There has been buying by a director and an officer at this company. The total of these two recent transactions is for about $24,000, which is not very significant; what is significant is that this is the first insider buying I can see filed for this company since 2008. I would watch this stock for more insider buying. If there is more buying, it could be a signal that insiders at this bank see real signs of a turnaround.
GTX, Inc. (GTXI) shares are trading at $4.11. GTXI is a biopharmaceutical company based in Tennessee. These shares have traded in a range between $1.90 to $4.30 in the last 52 weeks. The 50-day moving average is $2.75 and the 200-day moving average is $2.98. Earnings estimates for GTXI are for a loss of 73 cents per share in 2011 and a loss of 73 cents for 2012. Book value is stated at $1 per share. You can see the insider buying here.

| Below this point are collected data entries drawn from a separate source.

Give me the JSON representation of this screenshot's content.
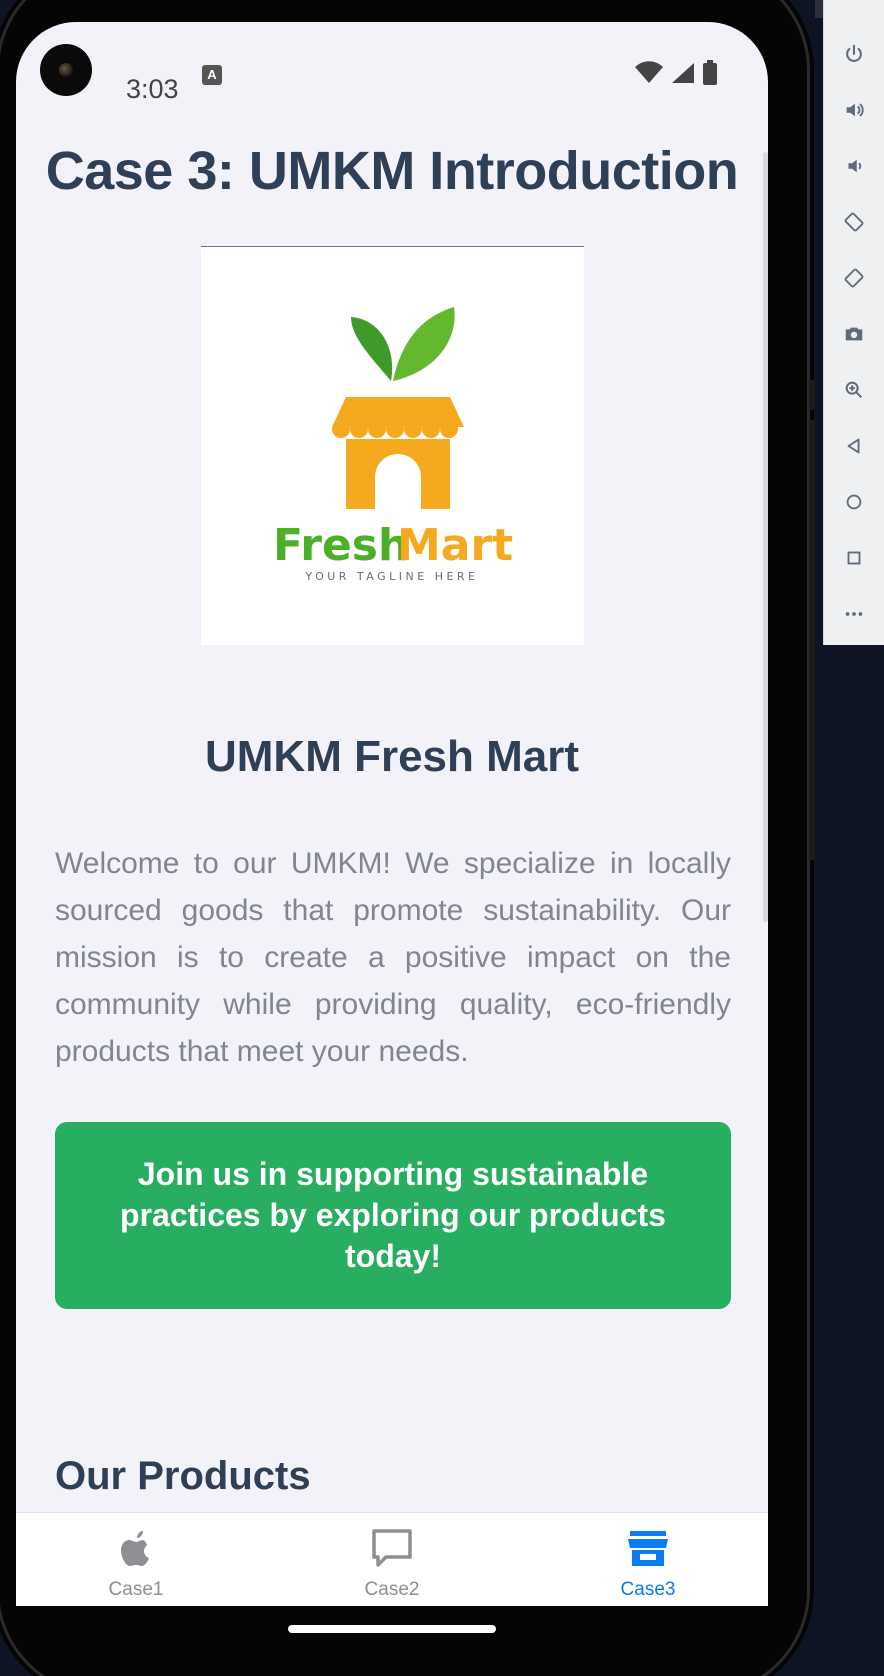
{
  "status_bar": {
    "time": "3:03",
    "notification_badge": "A"
  },
  "page": {
    "title": "Case 3: UMKM Introduction",
    "logo": {
      "brand_fresh": "Fresh",
      "brand_mart": "Mart",
      "tagline": "YOUR TAGLINE HERE"
    },
    "store_name": "UMKM Fresh Mart",
    "description": "Welcome to our UMKM! We specialize in locally sourced goods that promote sustainability. Our mission is to create a positive impact on the community while providing quality, eco-friendly products that meet your needs.",
    "cta_text": "Join us in supporting sustainable practices by exploring our products today!",
    "products_heading": "Our Products"
  },
  "tabs": [
    {
      "label": "Case1",
      "icon": "apple-icon",
      "active": false
    },
    {
      "label": "Case2",
      "icon": "chat-bubble-icon",
      "active": false
    },
    {
      "label": "Case3",
      "icon": "store-icon",
      "active": true
    }
  ],
  "emulator_toolbar": [
    "power-icon",
    "volume-up-icon",
    "volume-down-icon",
    "rotate-left-icon",
    "rotate-right-icon",
    "camera-icon",
    "zoom-icon",
    "back-icon",
    "home-icon",
    "overview-icon",
    "more-icon"
  ],
  "colors": {
    "heading": "#2f3f56",
    "body_text": "#808690",
    "cta_background": "#27ae60",
    "active_tab": "#0a7af5",
    "inactive_tab": "#8e8e93",
    "screen_background": "#f3f2f8"
  }
}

One director recently purchased about 15,000 shares at $3.83 per share. This transaction is valued at about $57,000. Insiders might be seeing promising drug candidates in the pipeline. According to Yahoo Finance, this company has about $58 million in cash and almost no long term debt. These shares are trading well above their 50- and 200-day moving averages, so I would wait for pullbacks before considering a new purchase here.
MGIC Investment Corporation, Inc. (MTG) is trading around $8.07. MGIC provides private mortgage insurance and is based in Wisconsin. These shares have traded in a range between $6.48 to $11.98 in the last 52 weeks. The 50-day moving average is $8.80 and the 200-day moving average is $8.96. Earnings estimates for MTG is for a loss of 4 cents per share in 2011 and a profit of $1.27 for 2012. The book value is stated at $8 per share. You can see the repeated insider buying here.
This stock recently dropped from about $9.50, so insiders might be doing some bargain hunting. The drop in the stock price came when MGIC reported earnings that disappointed many investors. The company recently reported a loss of 17 cents per share, which missed analyst projections. You can read about its latest report here.
RXI Pharmaceuticals Corporation (RXII) shares are trading at close to $1. RXII is a biotechnology company and is based in Massachusetts. These shares have traded in a range between 88 cents to $4.67 in the last 52 weeks. The 50-day moving average is $1.36 and the 200-day moving average is $2.31. Earnings estimates are expected be negative for 2011. You can see the repeated insider buying here.
The CEO recently bought about 10,000 shares at 95 cents. Since this transaction only has a value of about $10,000, I would not read much into this purchase, especially since insiders were selling shares repeatedly over the past couple of years at much higher prices.
Asset Acceptance Capital Corp. (AACC) is trading around $5.48. Asset Acceptance purchases and collects receivable accounts and is based in Michigan. These shares have traded in a 52-week range between $3.55 to $8.16. The 50-day moving average is $5.54 and the 200-day moving average is $5.27. Earnings estimates for AACC are at 30 cents per share for 2011 and 47 cents for 2012. You can see the insider buying here.
A fund called the "D3 Family Canadian Fund LP" has been making significant purchases recently, which total about $1 million. The book value is reported to be $4.05. The estimates for earnings show significant growth next year, so between that and the current book value, this stock seems to be undervalued.